For one, make sure that there is some space between the filter and decorations/plants. Also, you can buy a valve, cut the tube wherever you want to plug both sides into the valve (that way you can adjust how powerful the wafter outflow is). There are little shelves I have seen for sale before (for about $6-7 or so) that hang on the edge of the tank (away from, and not over, the water of course) to put your pump. I, myself, got some Tupperware containers and stacked them to make a shelf, covered them with a wash cloth so some of the vibrations would be absorbed that way it wont rumble off and makes a little less noise. It went from a loud ZZZZZZZZZZZZZZZZZZZ to a light droning sound. Hope this helps!!


----------



## Luimeril (Dec 29, 2010)

i'll have to check at walmart whenever i go next(hopefully, tomorrow). that valve-thing'll help alot. x-X for now, i'll have to steal some containers from the kitchen to set the pump on, cause i'm scared of my duct tape job. xD


----------



## CrowntailxKing (Mar 18, 2011)

Yeah, I would be scared too! You can use your ductape to tape the containers together. I chose not to and nothing has happened yet. :/


----------



## Luimeril (Dec 29, 2010)

i'll give that a shot. x-X


----------



## Thunderloon (Feb 6, 2011)

one-way "check valve" is like $2.88 at walmart
if you can get to petco or a local other store they have little packs of valves and t-pipes that let you set up a T in the line that you can vent some pressure through.

It will make bubble noises.
Don't put the air pump above the tank, if the air pump likes to wander around you can rubber band it/tape it onto a school ruler and hang the ruler on the wall.

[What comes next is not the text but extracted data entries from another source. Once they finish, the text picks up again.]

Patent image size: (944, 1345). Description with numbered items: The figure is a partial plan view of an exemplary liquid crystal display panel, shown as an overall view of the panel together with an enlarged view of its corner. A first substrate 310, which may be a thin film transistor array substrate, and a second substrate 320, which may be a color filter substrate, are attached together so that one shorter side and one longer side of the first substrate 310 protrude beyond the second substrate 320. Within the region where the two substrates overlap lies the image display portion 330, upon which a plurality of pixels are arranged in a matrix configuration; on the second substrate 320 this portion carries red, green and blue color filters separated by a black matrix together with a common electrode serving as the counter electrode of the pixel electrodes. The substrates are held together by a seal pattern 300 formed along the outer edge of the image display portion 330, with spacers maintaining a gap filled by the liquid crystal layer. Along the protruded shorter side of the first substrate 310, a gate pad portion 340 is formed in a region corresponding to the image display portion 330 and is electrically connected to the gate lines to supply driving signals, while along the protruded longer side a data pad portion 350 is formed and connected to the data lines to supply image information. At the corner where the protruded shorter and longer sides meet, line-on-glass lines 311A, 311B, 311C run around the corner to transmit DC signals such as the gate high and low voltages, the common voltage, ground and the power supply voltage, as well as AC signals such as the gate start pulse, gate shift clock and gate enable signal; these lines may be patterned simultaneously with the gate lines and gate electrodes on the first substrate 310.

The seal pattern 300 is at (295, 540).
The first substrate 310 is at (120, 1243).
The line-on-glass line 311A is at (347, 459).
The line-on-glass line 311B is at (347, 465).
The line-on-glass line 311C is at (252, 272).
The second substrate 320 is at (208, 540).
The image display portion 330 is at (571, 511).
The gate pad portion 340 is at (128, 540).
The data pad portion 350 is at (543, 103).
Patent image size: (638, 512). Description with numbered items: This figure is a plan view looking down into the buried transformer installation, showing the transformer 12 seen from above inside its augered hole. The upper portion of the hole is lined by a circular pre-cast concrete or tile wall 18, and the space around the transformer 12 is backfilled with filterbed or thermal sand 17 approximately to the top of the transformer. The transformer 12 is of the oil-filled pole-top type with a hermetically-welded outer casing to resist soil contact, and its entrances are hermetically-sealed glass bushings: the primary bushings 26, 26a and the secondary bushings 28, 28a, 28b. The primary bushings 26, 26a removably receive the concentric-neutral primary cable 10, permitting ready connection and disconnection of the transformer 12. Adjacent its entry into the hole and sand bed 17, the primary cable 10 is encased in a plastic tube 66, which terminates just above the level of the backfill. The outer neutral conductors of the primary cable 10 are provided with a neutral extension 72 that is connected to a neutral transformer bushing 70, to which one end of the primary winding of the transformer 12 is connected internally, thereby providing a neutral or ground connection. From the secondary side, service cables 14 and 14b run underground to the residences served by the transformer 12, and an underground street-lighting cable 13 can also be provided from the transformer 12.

I advise all to put intake pre-filter sponges on the 3i filters, they're $3.00 Fluval brand, anyplace that sells the Fluval Edge sells em. Or you can cut a square of foam and run an apple corer part way through it and stick that on!


----------



## Luimeril (Dec 29, 2010)

it says in the instructions to put the pump higher than the filter, though. that's how i did it, and even made a little tower to set it on(made out of a small KK, a fish bowl, and a betta cup. xD duct taped together, with the pump on top. haven't had issues yet, except it's still causing some of the plants to come up out of the rocks. x-X i'm waiting for the 24 hours to be up, so i can put Caroline back in her tank. she misses it. ;A;


----------



## CrowntailxKing (Mar 18, 2011)

Yeah, it's supposed to be higher than the water-level because they don't want water accidentally siphoning back through where the air is supposed to go and cause an electric shock or something of the sort. Just a safety measure, so it doesn't hurt. Glad it's working out for ya! Did you put a wash cloth under it to muffle the noise a bit?


----------



## misamiania (Feb 11, 2011)

I have those kind. Two actually. If you get a check valve it goes super quiet.


----------



## misamiania (Feb 11, 2011)

or you could cheat how I did before I bought the valve. I put a bunch of knots in the tubing.


----------



## iheartmybettas (Jan 31, 2011)

CrowntailxKing said:


> Yeah, it's supposed to be higher than the water-level because they don't want water accidentally siphoning back through where the air is supposed to go and cause an electric shock or something of the sort. Just a safety measure, so it doesn't hurt. Glad it's working out for ya! Did you put a wash cloth under it to muffle the noise a bit?


The check valve keeps this from happening. I am bad and don't keep mine high above the filter. I should probably get a check valve too.

Mine does do the bubble thing for some reason. I don't know why. I also recommend the fluval intake foam cover Thunderloon mentioned I have them on all tanks I own. You can get a really cheap 3 pack on Amazon. I think it is like $5 for 3 which is way cheaper than in the stores.


----------